Durante siglos se ha hablado en las prácticas sexuales de  la sensibilidad de la cara interna de la vagina y de la eyaculación femenina. Aristóteles, ya en el siglo X a.C., se refirió a la existencia de una especie de eyaculación femenina. En la cultura sánscrita reconocían la importancia de lo que llamaban “el punto sagrado”, localizado en la parte alta de la vagina, arriba de la uretra, y debajo del hueso púbico  En la cultura panameña esa práctica recibe el nombre de  "la bella loca". Y recientemente, en 1966, Masters y Johnson observaron la existencia de sustancias lubrificantes secretadas por la vagina en proporción directa a la excitación de la mujer.  

¿Existen la eyaculación femenina y el punto G?. Pocos médicos han estado dispuestos a reconocerlo. Pero en los últimos años diversos trabajos científicos han sugerido la existencia de tejidos prostáticos femeninos que pueden producir descarga genital no urinaria, sexualmente inducida durante el orgasmo e, incluso, se han descrito en mujeres algunos casos de presencia elevada en sangre del Antígeno Prostático Específico (PSA) y muertes por cáncer prostático.

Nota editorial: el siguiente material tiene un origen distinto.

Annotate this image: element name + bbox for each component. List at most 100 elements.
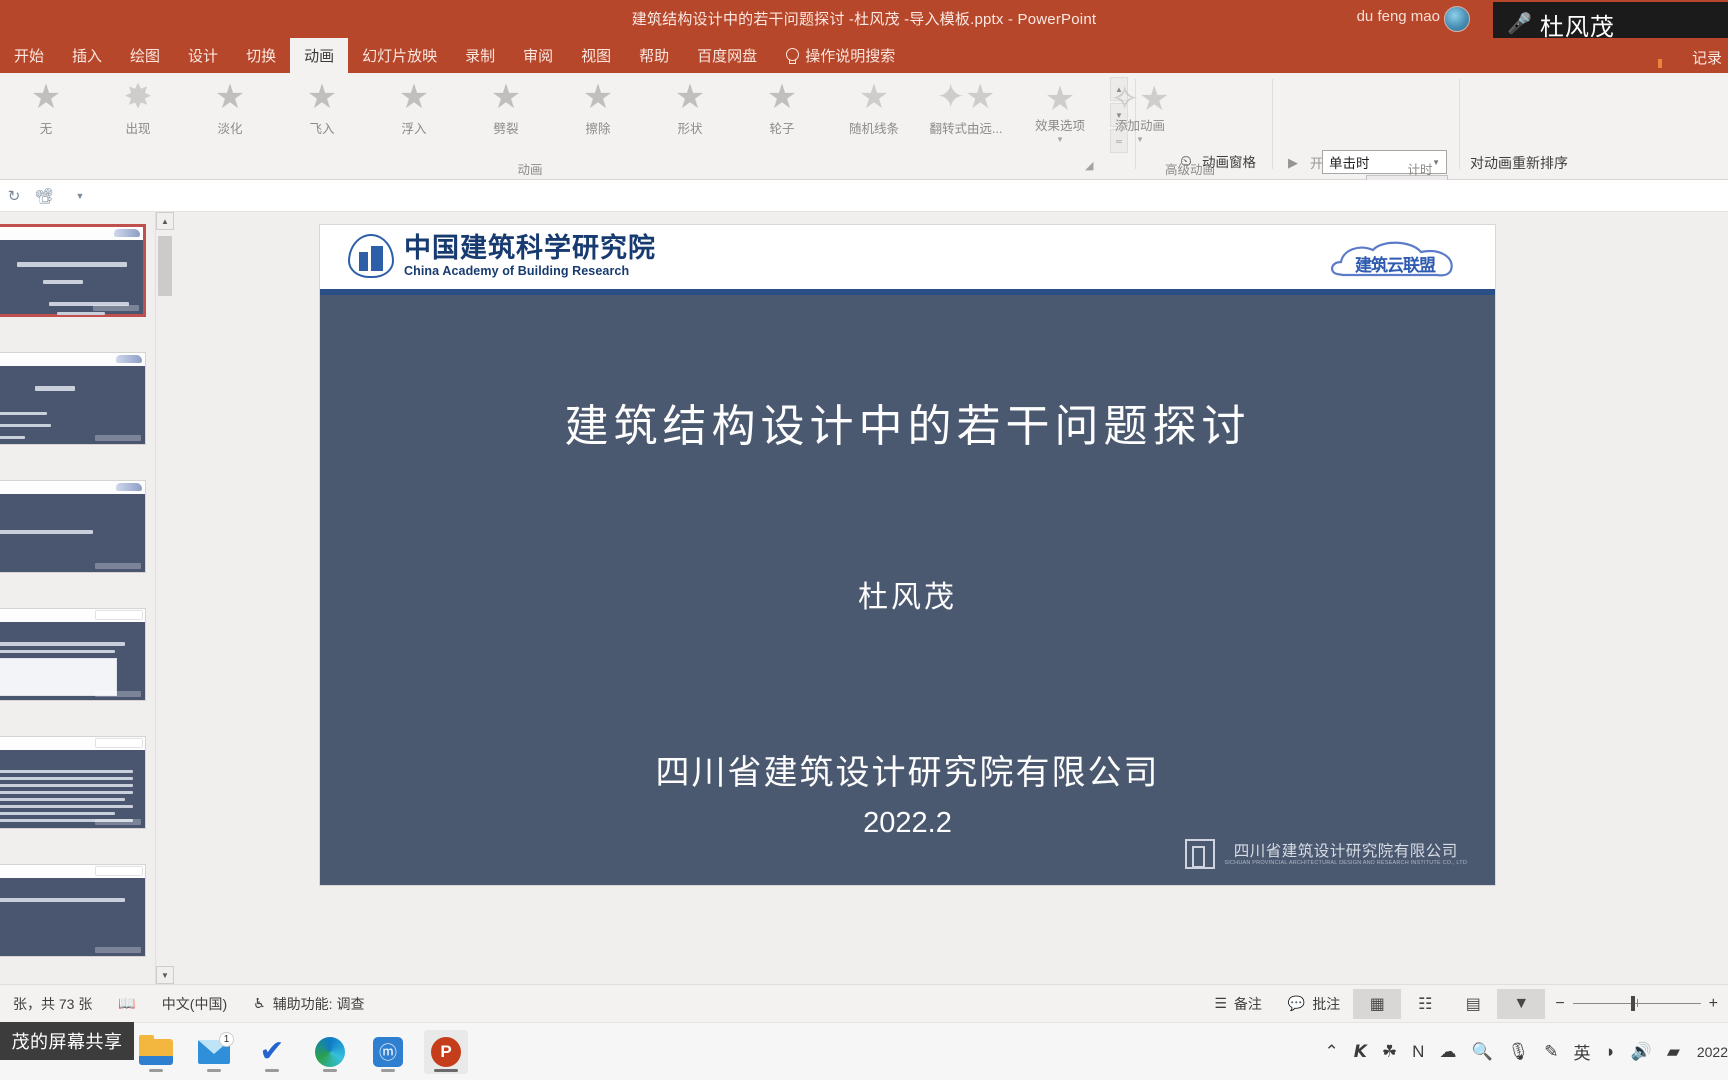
language-label: 中文(中国)	[161, 995, 228, 1012]
ribbon-tab-11[interactable]: 百度网盘	[683, 38, 771, 73]
add-animation-button[interactable]: ✧★ 添加动画 ▼	[1098, 81, 1182, 144]
comment-icon: 💬	[1287, 995, 1306, 1011]
slide-thumbnail-pane[interactable]	[0, 212, 155, 984]
slide-author[interactable]: 杜风茂	[320, 572, 1495, 616]
animation-gallery[interactable]: ★ 无 ✸ 出现 ★ 淡化 ★ 飞入 ★ 浮入 ★ 劈裂 ★ 擦除 ★ 形状 ★ 轮子 ★ 随机线条 ✦★ 翻转式由远..…	[0, 73, 1108, 156]
slide-sorter-view-button[interactable]: ☷	[1401, 989, 1449, 1019]
zoom-slider[interactable]: − +	[1545, 995, 1728, 1013]
animation-effect-0[interactable]: ★ 无	[0, 73, 92, 156]
animation-effect-7[interactable]: ★ 形状	[644, 73, 736, 156]
animation-effect-label: 翻转式由远...	[929, 122, 1003, 136]
slide-organization[interactable]: 四川省建筑设计研究院有限公司	[320, 745, 1495, 794]
animation-effect-3[interactable]: ★ 飞入	[276, 73, 368, 156]
notes-button[interactable]: ☰ 备注	[1201, 990, 1275, 1018]
thumbnail-text-line	[17, 262, 127, 267]
thumbnail-scrollbar[interactable]: ▲ ▼	[155, 212, 174, 984]
undo-icon[interactable]: ↻	[2, 185, 26, 207]
animation-effect-4[interactable]: ★ 浮入	[368, 73, 460, 156]
taskbar-app-powerpoint[interactable]: P	[424, 1029, 468, 1074]
ribbon-tab-10[interactable]: 帮助	[625, 38, 683, 73]
comments-button[interactable]: 💬 批注	[1275, 990, 1353, 1018]
zoom-knob[interactable]	[1630, 996, 1635, 1011]
star-effect-icon: ★	[1044, 80, 1076, 118]
accessibility-icon: ♿	[253, 995, 266, 1011]
animation-effect-9[interactable]: ★ 随机线条	[828, 73, 920, 156]
microphone-icon[interactable]: 🎙	[1508, 1042, 1530, 1062]
pen-icon[interactable]: ✎	[1544, 1042, 1558, 1062]
running-indicator	[149, 1068, 163, 1072]
taskbar-app-file-explorer[interactable]	[134, 1030, 178, 1074]
customize-qat-caret-icon[interactable]: ▼	[68, 185, 92, 207]
search-magnifier-icon[interactable]: 🔍	[1471, 1042, 1492, 1062]
volume-icon[interactable]: 🔊	[1631, 1042, 1652, 1062]
avatar[interactable]	[1444, 6, 1470, 32]
reading-view-button[interactable]: ▤	[1449, 989, 1497, 1019]
wifi-icon[interactable]: ◗	[1605, 1042, 1615, 1062]
ribbon-tab-2[interactable]: 绘图	[116, 38, 174, 73]
record-button[interactable]: 记录	[1692, 47, 1722, 68]
slide-date[interactable]: 2022.2	[320, 807, 1495, 840]
account-name[interactable]: du feng mao	[1357, 8, 1440, 25]
ribbon-tab-8[interactable]: 审阅	[509, 38, 567, 73]
slideshow-view-button[interactable]: ▼	[1497, 988, 1546, 1019]
ribbon-tab-5[interactable]: 动画	[290, 38, 349, 73]
slide-thumbnail-4[interactable]	[0, 608, 146, 701]
scrollbar-thumb[interactable]	[158, 236, 172, 296]
wechat-icon[interactable]: ☘	[1382, 1042, 1397, 1062]
checkmark-icon: ✔	[259, 1034, 285, 1068]
ribbon-tab-1[interactable]: 插入	[58, 38, 116, 73]
slide-thumbnail-5[interactable]	[0, 736, 146, 829]
ribbon-tab-3[interactable]: 设计	[174, 38, 232, 73]
animation-effect-6[interactable]: ★ 擦除	[552, 73, 644, 156]
taskbar-clock[interactable]: 2022	[1690, 1044, 1728, 1060]
zoom-track[interactable]	[1572, 996, 1701, 1011]
animation-effect-5[interactable]: ★ 劈裂	[460, 73, 552, 156]
ime-language-icon[interactable]: 英	[1573, 1039, 1590, 1064]
animation-effect-2[interactable]: ★ 淡化	[184, 73, 276, 156]
ribbon-tab-7[interactable]: 录制	[451, 38, 509, 73]
reorder-animations-title: 对动画重新排序	[1470, 155, 1568, 171]
ribbon-tab-9[interactable]: 视图	[567, 38, 625, 73]
system-tray: ⌃ 𝙆 ☘ N ☁ 🔍 🎙 ✎ 英 ◗ 🔊 ▰	[1324, 1039, 1690, 1064]
language-indicator[interactable]: 中文(中国)	[149, 990, 240, 1018]
onedrive-icon[interactable]: ☁	[1439, 1042, 1456, 1062]
ribbon-tab-6[interactable]: 幻灯片放映	[348, 38, 451, 73]
star-floatin-icon: ★	[398, 78, 430, 116]
minus-icon[interactable]: −	[1555, 995, 1572, 1013]
slide-canvas[interactable]: 中国建筑科学研究院 China Academy of Building Rese…	[320, 225, 1495, 885]
plus-icon[interactable]: +	[1701, 995, 1718, 1013]
animation-effect-8[interactable]: ★ 轮子	[736, 73, 828, 156]
ribbon-tab-0[interactable]: 开始	[0, 38, 58, 73]
battery-icon[interactable]: ▰	[1667, 1042, 1680, 1062]
tell-me-search[interactable]: 操作说明搜索	[771, 38, 909, 73]
taskbar-app-edge-browser[interactable]	[308, 1030, 352, 1074]
chevron-down-icon[interactable]: ▼	[1056, 135, 1064, 144]
ribbon-tab-4[interactable]: 切换	[232, 38, 290, 73]
taskbar-app-wps-cloud[interactable]: ⓜ	[366, 1030, 410, 1074]
slide-thumbnail-6[interactable]	[0, 864, 146, 957]
thumbnail-text-line	[0, 424, 51, 427]
onenote-icon[interactable]: N	[1412, 1042, 1424, 1062]
chevron-down-icon[interactable]: ▼	[156, 966, 174, 984]
slide-count[interactable]: 张，共 73 张	[0, 990, 105, 1018]
sogou-ime-icon[interactable]: 𝙆	[1354, 1042, 1367, 1062]
start-slideshow-icon[interactable]: 📽	[32, 185, 56, 207]
animation-effect-1[interactable]: ✸ 出现	[92, 73, 184, 156]
chevron-down-icon[interactable]: ▼	[1136, 135, 1144, 144]
slide-thumbnail-2[interactable]	[0, 352, 146, 445]
normal-view-button[interactable]: ▦	[1353, 988, 1402, 1019]
spellcheck-icon[interactable]: 📖	[105, 990, 148, 1018]
chevron-up-icon[interactable]: ▲	[156, 212, 174, 230]
separator	[1459, 79, 1460, 169]
show-hidden-icons[interactable]: ⌃	[1324, 1042, 1338, 1062]
slide-title[interactable]: 建筑结构设计中的若干问题探讨	[320, 390, 1495, 454]
accessibility-status[interactable]: ♿ 辅助功能: 调查	[240, 990, 377, 1018]
slide-thumbnail-1[interactable]	[0, 224, 146, 317]
animation-effect-10[interactable]: ✦★ 翻转式由远...	[920, 73, 1012, 156]
effect-options-button[interactable]: ★ 效果选项 ▼	[1018, 81, 1102, 144]
taskbar-app-mail[interactable]: 1	[192, 1030, 236, 1074]
taskbar-app-todo[interactable]: ✔	[250, 1030, 294, 1074]
footer-company-en: SICHUAN PROVINCIAL ARCHITECTURAL DESIGN …	[1224, 859, 1467, 866]
animation-dialog-launcher[interactable]: ◢	[1085, 159, 1093, 172]
slide-thumbnail-3[interactable]	[0, 480, 146, 573]
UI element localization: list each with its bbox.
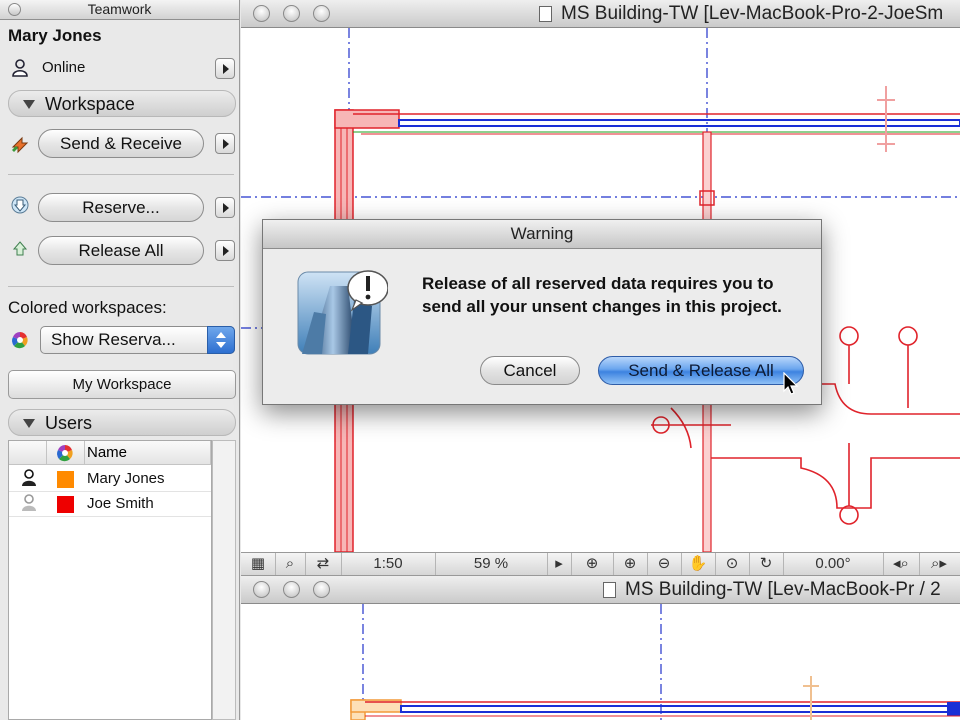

Los datos más claros se publicaron el pasado año en la revista Journal of Sexual Medicine, por un equipo de investigadores de la Universidad italiana de L´Aquila,  dirigido por el doctor Emmanuele Jannini quienes encontraron el elusivo punto  G mediante técnicas de ultrasonido.  En un experimento realizado con veinte mujeres heterosexuales, sanas, en edades premenopausicas, todas orgásmicas, once de ellas describieron tener orgasmos “clitóricos” mientras nueve confesaban que su placer sexual era alcanzado gracias a la manipulación del Punto G.

Los científicos encontraron, por ecografía, que esas nueve mujeres, y no las otras, presentaban un tejido grueso en la pared frontal de la vagina, concluyendo que las mujeres con un área uretrovaginal más gruesa "tenían más probabilidades de experimentar un orgasmo" que aquellas con un espacio más delgado y que "las mujeres sin una visible evidencia de un punto G no pueden tener un orgasmo vaginal".

Pero la polémica sobre el punto G aún sigue viva ya que otros científicos de la Universidad de Nueva Jersey, donde en los años 80 se acuñó el término de "punto G", siguen insistiendo en que el orgasmo vaginal no está vinculado necesariamente al grosor del segmento uretrovaginal.